Professor

John Campbell

University of California, Berkeley
Area
Humanities and Arts
Specialty
Philosophy
Elected
2023

John Campbell is the Willis S. and Marion Slusser Professor of Philosophy at University California, Berkeley. 

His main interests are in theory of meaning, metaphysics, and philosophy of psychology. He is currently working on the question whether consciousness, and in particular sensory awareness, plays any key role in our knowledge of our surroundings.
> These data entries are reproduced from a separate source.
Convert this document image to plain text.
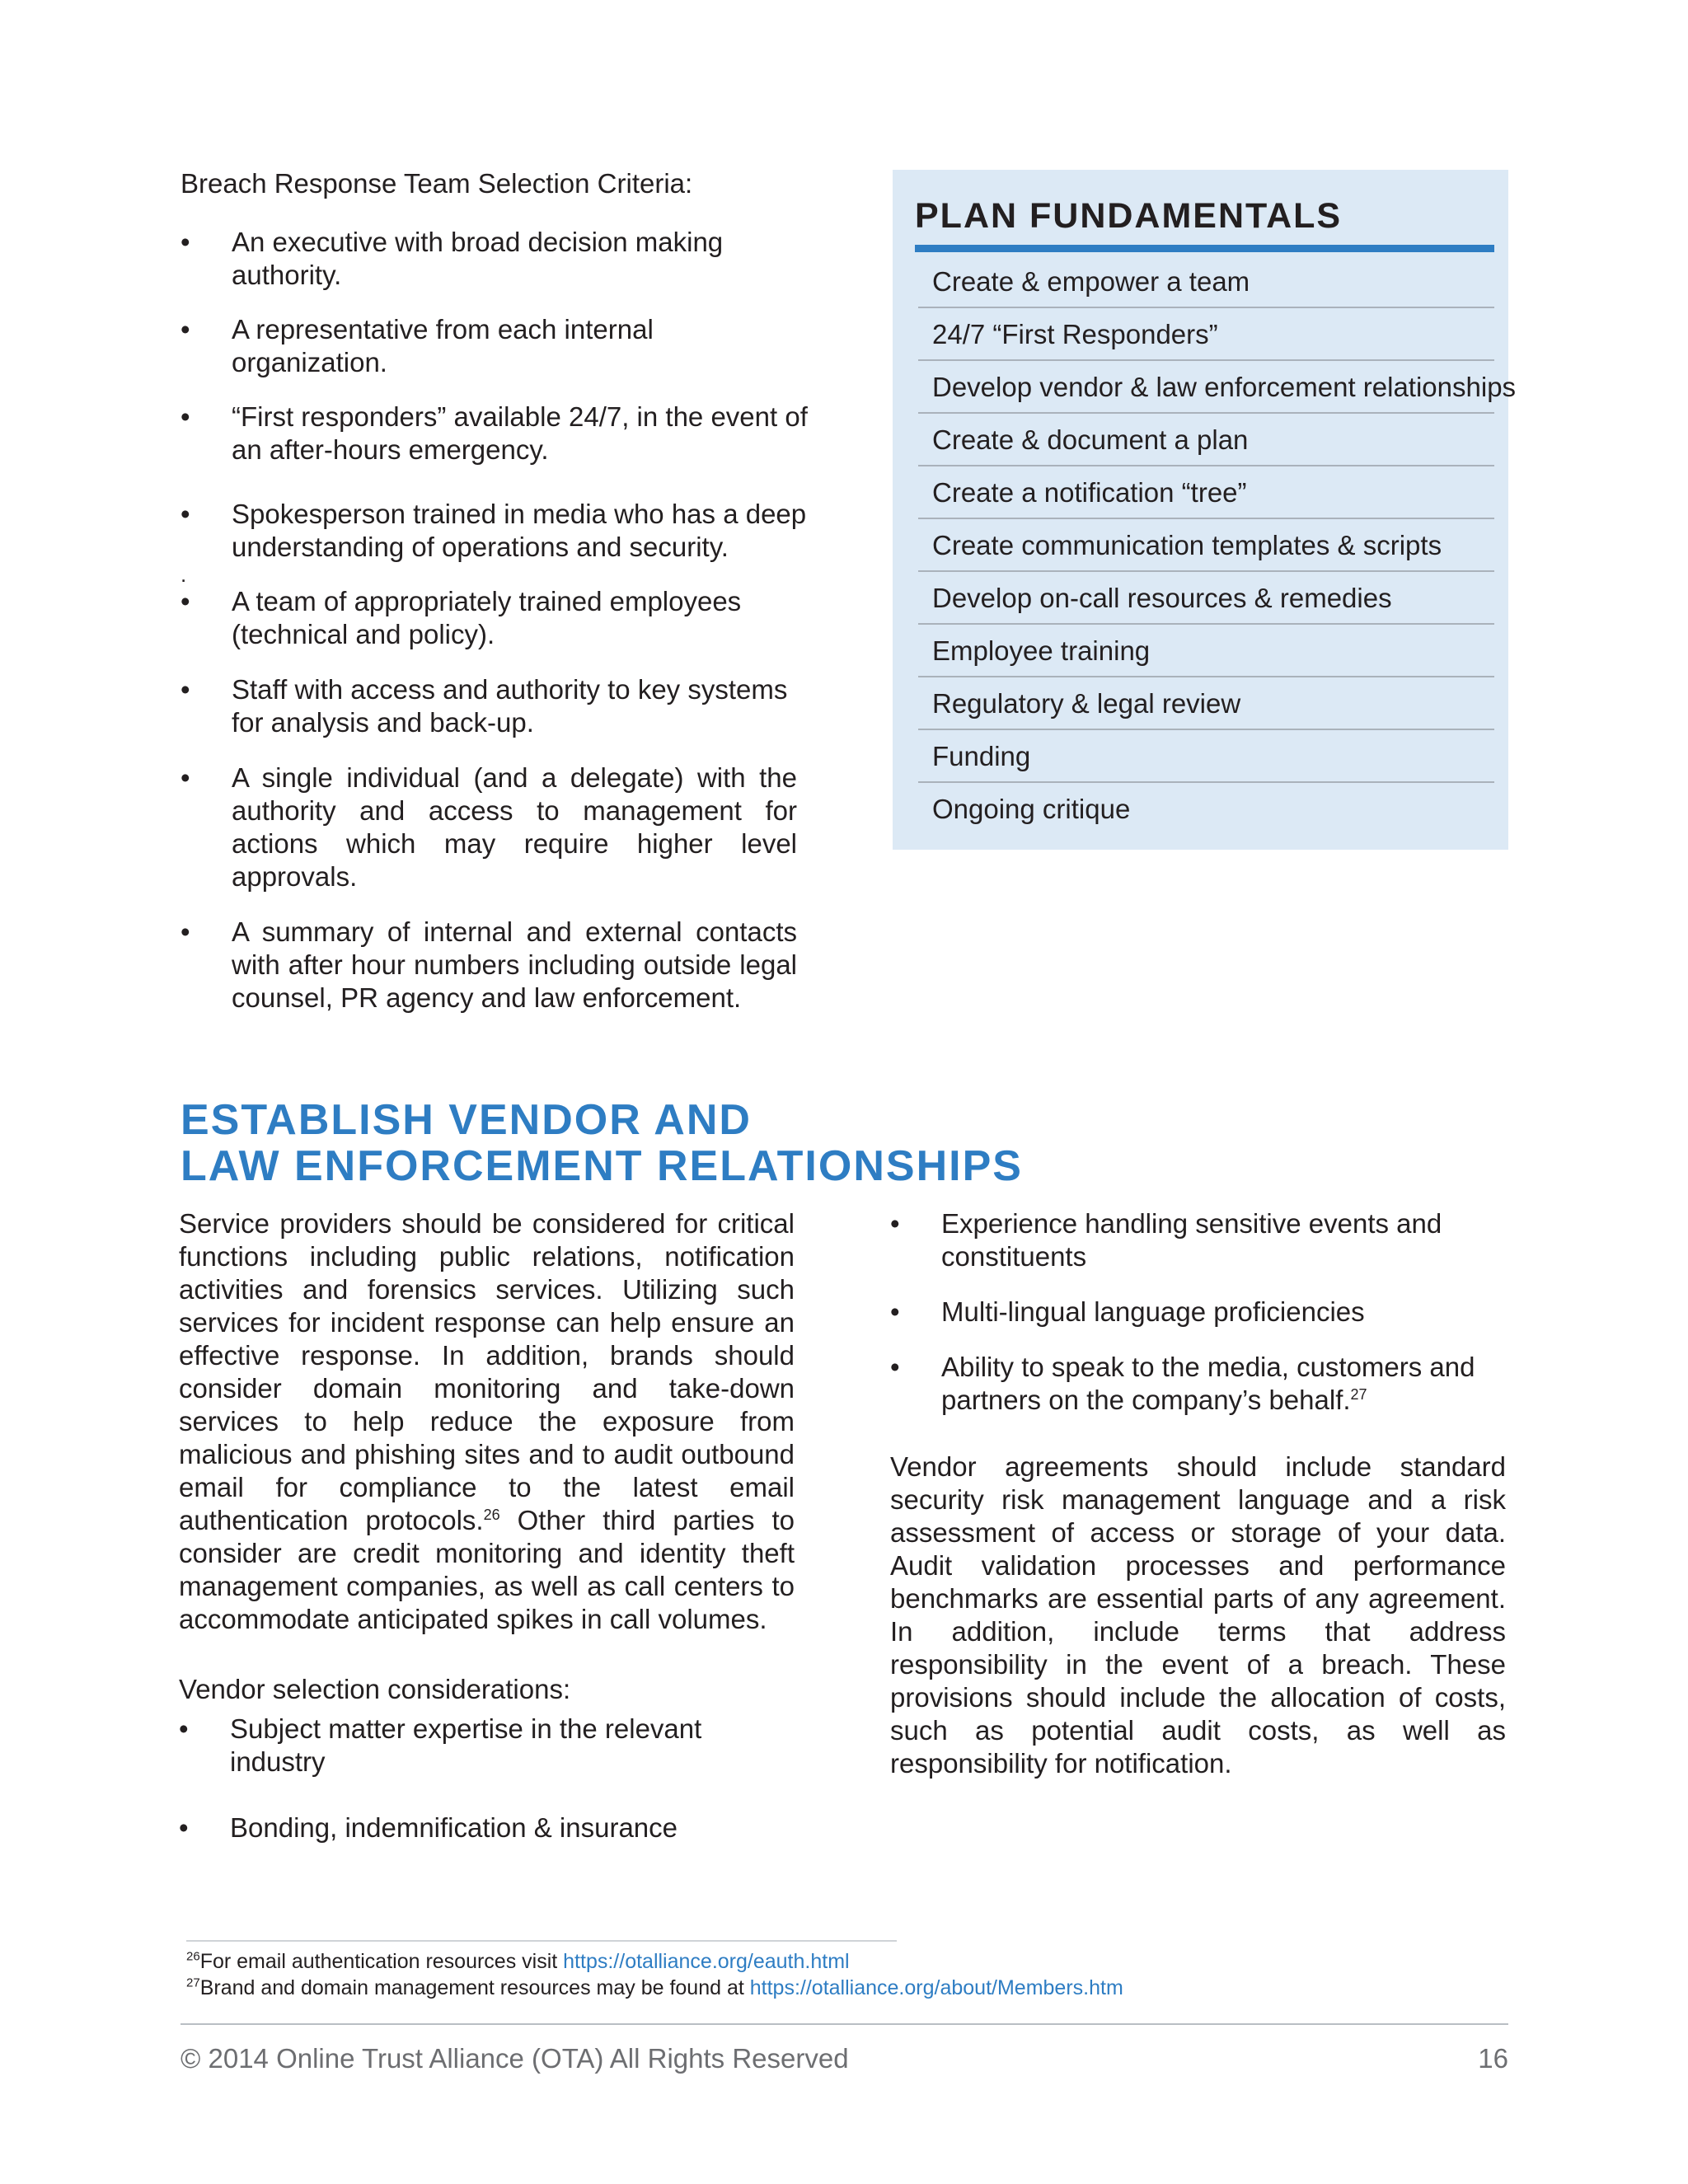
Breach Response Team Selection Criteria:
•	An executive with broad decision making authority.
•	A representative from each internal organization.
•	“First responders” available 24/7, in the event of an after-hours emergency.
•	Spokesperson trained in media who has a deep understanding of operations and security.
•	A team of appropriately trained employees (technical and policy).
•	Staff with access and authority to key systems for analysis and back-up.
•	A single individual (and a delegate) with the authority and access to management for actions which may require higher level approvals.
•	A summary of internal and external contacts with after hour numbers including outside legal counsel, PR agency and law enforcement.
.
PLAN FUNDAMENTALS
Create & empower a team
24/7 “First Responders”
Develop vendor & law enforcement relationships
Create & document a plan
Create a notification “tree”
Create communication templates & scripts
Develop on-call resources & remedies
Employee training
Regulatory & legal review
Funding
Ongoing critique
ESTABLISH VENDOR AND
LAW ENFORCEMENT RELATIONSHIPS
Service providers should be considered for critical functions including public relations, notification activities and forensics services. Utilizing such services for incident response can help ensure an effective response. In addition, brands should consider domain monitoring and take-down services to help reduce the exposure from malicious and phishing sites and to audit outbound email for compliance to the latest email authentication protocols.$^{26}$ Other third parties to consider are credit monitoring and identity theft management companies, as well as call centers to accommodate anticipated spikes in call volumes.
Vendor selection considerations:
•	Subject matter expertise in the relevant industry
•	Bonding, indemnification & insurance
•	Experience handling sensitive events and constituents
•	Multi-lingual language proficiencies
•	Ability to speak to the media, customers and partners on the company’s behalf.$^{27}$
Vendor agreements should include standard security risk management language and a risk assessment of access or storage of your data. Audit validation processes and performance benchmarks are essential parts of any agreement. In addition, include terms that address responsibility in the event of a breach. These provisions should include the allocation of costs, such as potential audit costs, as well as responsibility for notification.
$^{26}$For email authentication resources visit https://otalliance.org/eauth.html
$^{27}$Brand and domain management resources may be found at https://otalliance.org/about/Members.htm
© 2014 Online Trust Alliance (OTA) All Rights Reserved	16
He is also working more generally on causation in psychology. His books include Past, Space and Self (1994) and Reference and Consciousness (2002).

Campbell was President of the European Society for Philosophy and Psychology 2003-2006. He has given the Whitehead Lectures at Harvard, the Carnap Lectures at Bochum, the Simon Lectures at Toronto, the Clark Lecture at Indiana and the Gramlich Lecture at Dartmouth. He was Fellow of the Center for Advanced Study in the Behavioral Sciences at Stanford in 2003-2004, a British Academy Research Reader 1995-1997, and has held Guggenheim and NEH Fellowships.  

In 2017, Campell received the Jean Nicod Prize which is awarded annually by the French National Centre for Scientific Research to a leading philosopher of mind or philosophically-oriented cognitive scientist.